There was the usual texture of actually shipping a thing, too: driving the deploy platform's API directly when its CLI abstraction leaked, finding an undocumented storage-type enum by grepping the platform's own source on the box, and reconciling a branch that kept diverging from a squash-merged main with the git merge -s ours trick. The unglamorous 84%, as ever.

Where it landed

It's live, and it's hers: ten interactive lessons, four original audio mini-lectures, a spaced-retrieval warm-up, a printable Cornell template, and that delayed quiz that closes the loop two "days" later. Real AI grading with an offline fallback. Google accounts with cross-device sync, a graceful anonymous mode, and a free-first-lesson on-ramp so there's the lowest possible friction to start. Around seventy-odd tests, all green — including one that deliberately wipes local storage and reloads, just to prove her progress is coming from the server and not the browser kidding us both.

So, did it work?

The honest answer is: she's taking better notes, and she can tell you why her notes are better, which is the part that'll outlast any single test. The soup is becoming structure.

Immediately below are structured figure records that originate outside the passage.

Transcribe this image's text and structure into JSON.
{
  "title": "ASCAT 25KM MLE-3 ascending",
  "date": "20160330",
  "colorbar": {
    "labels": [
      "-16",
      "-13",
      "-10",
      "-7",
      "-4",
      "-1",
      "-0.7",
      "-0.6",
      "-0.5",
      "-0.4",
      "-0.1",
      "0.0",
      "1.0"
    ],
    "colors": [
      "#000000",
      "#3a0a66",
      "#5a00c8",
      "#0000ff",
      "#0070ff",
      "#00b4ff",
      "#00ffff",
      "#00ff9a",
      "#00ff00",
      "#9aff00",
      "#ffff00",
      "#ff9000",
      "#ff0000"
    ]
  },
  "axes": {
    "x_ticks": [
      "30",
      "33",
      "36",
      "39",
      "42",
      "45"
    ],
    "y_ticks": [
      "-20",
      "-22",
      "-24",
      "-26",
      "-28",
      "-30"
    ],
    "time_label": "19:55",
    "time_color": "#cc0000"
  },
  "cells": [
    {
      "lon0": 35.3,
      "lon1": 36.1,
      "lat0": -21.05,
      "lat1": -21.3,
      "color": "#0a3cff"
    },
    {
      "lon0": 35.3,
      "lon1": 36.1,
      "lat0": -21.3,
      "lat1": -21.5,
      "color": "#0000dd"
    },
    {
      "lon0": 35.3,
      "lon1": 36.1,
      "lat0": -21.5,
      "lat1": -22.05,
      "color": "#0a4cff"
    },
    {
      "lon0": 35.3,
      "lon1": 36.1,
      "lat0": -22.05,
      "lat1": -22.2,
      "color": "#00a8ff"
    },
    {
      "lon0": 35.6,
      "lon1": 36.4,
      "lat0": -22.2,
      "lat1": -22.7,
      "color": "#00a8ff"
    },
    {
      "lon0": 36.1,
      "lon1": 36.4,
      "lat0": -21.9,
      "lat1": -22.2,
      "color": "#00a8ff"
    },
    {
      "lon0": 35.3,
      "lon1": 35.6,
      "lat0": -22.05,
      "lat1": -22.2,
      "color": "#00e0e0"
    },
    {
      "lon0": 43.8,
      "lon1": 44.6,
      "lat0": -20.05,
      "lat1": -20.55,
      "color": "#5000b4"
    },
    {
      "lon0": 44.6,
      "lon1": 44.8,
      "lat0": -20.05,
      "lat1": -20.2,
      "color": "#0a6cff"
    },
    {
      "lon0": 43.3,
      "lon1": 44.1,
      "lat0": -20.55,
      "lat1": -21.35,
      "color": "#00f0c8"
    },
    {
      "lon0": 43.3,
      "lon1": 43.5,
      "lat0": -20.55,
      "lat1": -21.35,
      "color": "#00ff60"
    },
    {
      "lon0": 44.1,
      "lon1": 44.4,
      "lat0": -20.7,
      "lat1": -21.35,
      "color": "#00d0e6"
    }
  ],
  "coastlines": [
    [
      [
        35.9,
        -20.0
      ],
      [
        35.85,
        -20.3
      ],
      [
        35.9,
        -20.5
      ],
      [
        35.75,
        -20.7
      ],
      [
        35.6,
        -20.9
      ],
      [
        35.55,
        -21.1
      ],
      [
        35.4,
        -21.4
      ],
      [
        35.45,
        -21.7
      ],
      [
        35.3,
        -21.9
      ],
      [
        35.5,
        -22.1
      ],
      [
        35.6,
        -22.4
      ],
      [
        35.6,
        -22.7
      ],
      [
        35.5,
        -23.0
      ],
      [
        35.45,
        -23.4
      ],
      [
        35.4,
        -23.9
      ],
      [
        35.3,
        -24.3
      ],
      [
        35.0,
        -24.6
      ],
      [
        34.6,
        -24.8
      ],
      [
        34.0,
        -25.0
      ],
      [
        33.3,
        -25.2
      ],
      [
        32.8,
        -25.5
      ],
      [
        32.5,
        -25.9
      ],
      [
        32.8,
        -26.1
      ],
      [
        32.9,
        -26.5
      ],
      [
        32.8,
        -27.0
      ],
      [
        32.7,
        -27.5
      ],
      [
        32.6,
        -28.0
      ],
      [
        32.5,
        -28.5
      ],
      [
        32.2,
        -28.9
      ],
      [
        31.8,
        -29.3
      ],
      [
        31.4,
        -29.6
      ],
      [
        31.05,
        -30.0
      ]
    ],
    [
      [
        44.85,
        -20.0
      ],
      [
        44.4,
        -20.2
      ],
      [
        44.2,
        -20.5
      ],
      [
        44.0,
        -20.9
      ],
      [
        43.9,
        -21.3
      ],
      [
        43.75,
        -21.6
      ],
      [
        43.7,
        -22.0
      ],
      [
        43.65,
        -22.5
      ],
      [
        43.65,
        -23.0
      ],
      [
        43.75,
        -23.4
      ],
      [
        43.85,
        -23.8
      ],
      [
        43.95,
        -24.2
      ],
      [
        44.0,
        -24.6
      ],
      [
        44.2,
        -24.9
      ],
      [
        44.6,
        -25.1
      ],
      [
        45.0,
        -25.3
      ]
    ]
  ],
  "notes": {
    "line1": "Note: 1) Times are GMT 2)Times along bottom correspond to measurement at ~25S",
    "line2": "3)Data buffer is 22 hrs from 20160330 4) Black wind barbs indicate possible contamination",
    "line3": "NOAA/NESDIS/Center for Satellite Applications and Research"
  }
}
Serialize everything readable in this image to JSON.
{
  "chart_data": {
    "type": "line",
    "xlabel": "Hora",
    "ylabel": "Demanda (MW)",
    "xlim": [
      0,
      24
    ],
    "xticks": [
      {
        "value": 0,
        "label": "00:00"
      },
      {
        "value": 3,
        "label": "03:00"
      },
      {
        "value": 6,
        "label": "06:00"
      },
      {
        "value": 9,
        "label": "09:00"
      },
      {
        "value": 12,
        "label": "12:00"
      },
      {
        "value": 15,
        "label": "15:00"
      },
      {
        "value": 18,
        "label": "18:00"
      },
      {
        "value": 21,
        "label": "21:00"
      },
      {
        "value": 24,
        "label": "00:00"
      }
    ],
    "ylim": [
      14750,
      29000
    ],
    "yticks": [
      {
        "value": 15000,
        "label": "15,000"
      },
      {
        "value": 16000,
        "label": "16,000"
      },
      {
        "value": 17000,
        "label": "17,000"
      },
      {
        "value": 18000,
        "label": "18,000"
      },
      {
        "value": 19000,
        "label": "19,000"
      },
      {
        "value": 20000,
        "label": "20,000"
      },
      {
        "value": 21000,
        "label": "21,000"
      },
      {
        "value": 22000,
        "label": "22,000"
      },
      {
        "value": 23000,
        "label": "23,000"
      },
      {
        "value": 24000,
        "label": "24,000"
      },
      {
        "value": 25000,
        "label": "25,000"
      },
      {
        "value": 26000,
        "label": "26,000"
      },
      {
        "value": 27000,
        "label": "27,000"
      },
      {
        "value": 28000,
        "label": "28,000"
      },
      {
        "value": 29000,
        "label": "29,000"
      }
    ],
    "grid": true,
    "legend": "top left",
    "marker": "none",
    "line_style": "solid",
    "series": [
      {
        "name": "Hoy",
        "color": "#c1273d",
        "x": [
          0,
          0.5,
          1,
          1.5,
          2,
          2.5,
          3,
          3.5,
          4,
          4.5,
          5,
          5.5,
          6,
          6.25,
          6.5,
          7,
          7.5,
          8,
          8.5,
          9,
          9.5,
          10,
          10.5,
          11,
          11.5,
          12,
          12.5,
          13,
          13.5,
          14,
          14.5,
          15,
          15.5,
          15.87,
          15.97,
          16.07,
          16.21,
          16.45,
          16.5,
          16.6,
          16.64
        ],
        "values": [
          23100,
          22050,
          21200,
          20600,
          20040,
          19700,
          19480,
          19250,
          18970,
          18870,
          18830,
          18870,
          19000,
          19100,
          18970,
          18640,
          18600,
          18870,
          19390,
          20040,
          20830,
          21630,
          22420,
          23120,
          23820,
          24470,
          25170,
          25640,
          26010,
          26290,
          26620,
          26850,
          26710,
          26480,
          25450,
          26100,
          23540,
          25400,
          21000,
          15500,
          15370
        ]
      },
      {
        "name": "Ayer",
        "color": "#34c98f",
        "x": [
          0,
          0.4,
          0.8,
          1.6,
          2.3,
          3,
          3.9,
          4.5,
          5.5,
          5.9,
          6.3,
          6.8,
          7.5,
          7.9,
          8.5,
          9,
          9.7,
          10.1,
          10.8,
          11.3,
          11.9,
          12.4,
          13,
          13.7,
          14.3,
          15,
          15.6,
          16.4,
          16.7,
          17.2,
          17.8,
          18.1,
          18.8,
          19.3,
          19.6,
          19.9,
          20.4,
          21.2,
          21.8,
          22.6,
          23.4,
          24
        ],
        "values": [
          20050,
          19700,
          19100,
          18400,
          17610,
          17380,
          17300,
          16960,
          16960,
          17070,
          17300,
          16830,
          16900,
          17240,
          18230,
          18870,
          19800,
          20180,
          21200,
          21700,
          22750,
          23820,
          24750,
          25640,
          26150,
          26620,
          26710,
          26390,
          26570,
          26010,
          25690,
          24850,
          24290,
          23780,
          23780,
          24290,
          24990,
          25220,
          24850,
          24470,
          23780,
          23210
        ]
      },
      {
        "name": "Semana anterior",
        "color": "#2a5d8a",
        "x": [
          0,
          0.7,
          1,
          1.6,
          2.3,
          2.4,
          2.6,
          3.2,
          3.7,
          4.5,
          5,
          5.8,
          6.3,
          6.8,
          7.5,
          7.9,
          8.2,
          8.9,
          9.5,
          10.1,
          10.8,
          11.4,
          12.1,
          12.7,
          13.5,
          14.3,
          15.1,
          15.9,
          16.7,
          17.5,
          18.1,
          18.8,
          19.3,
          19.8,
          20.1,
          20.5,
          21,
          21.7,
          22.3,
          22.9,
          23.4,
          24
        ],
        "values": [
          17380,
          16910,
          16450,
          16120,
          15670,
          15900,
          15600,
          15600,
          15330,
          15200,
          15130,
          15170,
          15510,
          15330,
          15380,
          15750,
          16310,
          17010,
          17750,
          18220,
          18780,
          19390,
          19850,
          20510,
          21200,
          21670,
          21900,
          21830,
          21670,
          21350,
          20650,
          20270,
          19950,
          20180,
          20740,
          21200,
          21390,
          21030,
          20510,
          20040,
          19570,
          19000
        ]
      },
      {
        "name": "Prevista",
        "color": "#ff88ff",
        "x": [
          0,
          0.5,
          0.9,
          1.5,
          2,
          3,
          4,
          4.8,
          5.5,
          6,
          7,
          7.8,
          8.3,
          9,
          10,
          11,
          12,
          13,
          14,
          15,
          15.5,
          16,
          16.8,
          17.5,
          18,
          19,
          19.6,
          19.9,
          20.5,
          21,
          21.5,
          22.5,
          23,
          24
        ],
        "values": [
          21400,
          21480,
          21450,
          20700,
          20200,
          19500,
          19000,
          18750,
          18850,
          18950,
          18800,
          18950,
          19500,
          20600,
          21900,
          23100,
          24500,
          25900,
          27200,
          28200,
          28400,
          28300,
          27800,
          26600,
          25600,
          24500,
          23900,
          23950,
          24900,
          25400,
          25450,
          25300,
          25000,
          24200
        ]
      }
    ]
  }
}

But the bit I keep turning over is bigger than one kid's revision. Note-taking is a foundational, learnable skill that we systematically fail to teach, and it turns out AI is weirdly, brilliantly suited to teaching exactly this kind of unglamorous meta-skill — patiently, interactively, at a twelve-year-old's pace, modelling the technique while it teaches it, never getting bored on the fortieth repetition. That's not the flashy use of this technology. I think it might be the best one.

One day, surely, we'll just plug a USB into the back of the ole head, Matrix style, and she'll blink and say "I know note-taking." For now, this is the closest we've got — agents doing the upload in real time, through good old hard work.

For her, though. Not for me.

I get to sit on the couch and watch TV while my kid learns a new skill. Which, when you really think about what this technology is for, might be the entire point.